Given the opportunity to travel to Canada to collect an honorary degree, Emile (McKellen) makes contact with the remaining members of his estranged family. A tragic past and guilty secrets are exposed as he attempts to build a future with his niece (Unger) and her daughter (Crane).
With his third exploration into the theme of identity, after Johnny (1999) and Lola (2001), Canadian writer-director Bessai sets out to prove that the redemption found in so many Hollywood films is not so easily come by in real life.
After memorable turns as Magneto and Gandalf, Sir Ian returns to more familiar territory frail, flawed figures in search of forgiveness as the eponymous Emile, a retired lecturer for whom a trip to Canada offers the prospect of reconciliation with the estranged family he abandoned for England and academia decades earlier.

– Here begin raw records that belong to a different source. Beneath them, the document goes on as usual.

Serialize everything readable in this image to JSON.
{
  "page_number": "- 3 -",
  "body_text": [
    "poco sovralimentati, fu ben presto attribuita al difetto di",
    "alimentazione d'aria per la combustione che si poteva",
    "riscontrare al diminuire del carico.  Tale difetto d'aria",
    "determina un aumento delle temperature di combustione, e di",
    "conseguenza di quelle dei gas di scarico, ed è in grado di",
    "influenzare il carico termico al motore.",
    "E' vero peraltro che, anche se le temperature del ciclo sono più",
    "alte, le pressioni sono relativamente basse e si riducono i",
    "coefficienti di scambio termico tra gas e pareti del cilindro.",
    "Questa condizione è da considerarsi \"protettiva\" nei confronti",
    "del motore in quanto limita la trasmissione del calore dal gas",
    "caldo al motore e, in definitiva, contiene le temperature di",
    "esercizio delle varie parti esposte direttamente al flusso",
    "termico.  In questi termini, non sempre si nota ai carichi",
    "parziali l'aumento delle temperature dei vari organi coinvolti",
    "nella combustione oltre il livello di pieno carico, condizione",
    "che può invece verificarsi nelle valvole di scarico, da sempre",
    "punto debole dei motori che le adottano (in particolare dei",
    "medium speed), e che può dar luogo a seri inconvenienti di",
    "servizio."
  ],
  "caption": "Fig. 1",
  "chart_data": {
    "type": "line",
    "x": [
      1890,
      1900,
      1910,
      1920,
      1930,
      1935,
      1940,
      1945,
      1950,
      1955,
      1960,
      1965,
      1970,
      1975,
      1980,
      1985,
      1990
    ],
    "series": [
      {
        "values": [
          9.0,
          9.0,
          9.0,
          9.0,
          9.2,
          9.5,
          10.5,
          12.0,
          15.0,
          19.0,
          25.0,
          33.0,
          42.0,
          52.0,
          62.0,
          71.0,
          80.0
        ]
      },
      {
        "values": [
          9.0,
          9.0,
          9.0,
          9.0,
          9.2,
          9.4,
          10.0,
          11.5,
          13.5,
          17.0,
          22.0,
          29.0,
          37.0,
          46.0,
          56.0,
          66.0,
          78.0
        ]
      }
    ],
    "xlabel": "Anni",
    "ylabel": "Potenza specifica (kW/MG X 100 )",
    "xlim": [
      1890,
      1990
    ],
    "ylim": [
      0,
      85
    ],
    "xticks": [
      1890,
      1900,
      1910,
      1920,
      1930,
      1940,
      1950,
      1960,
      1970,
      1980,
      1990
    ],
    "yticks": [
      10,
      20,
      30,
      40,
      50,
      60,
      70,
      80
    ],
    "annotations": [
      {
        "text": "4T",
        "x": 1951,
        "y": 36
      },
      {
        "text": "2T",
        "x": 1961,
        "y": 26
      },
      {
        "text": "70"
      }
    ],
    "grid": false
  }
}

Although some of the supporting cast betray their relative inexperience, Sir Ian's fine performance is well matched by Unger (previously seen to great effect in Thirteen) as the niece Emile hardly knows, but for whose failed marriage and inability to relate to others (even her own daughter, impressively played by newcomer Theo Crane) Emile bears some responsibility.
Bessai's strengths as a writer are evident, not least in the way he finds organic, ingenious ways to render the flashbacks, and by his unwillingness to shy from difficult subject matter. As a director, however, his weakness are equally apparent, notably in his use of different film stocks to signal different moods and time periods, a film school conceit which distracts attention from an otherwise thoroughly absorbing story.
To a point. Technical shortcomings aside this is a good story well told, elevated by McKellen on top form.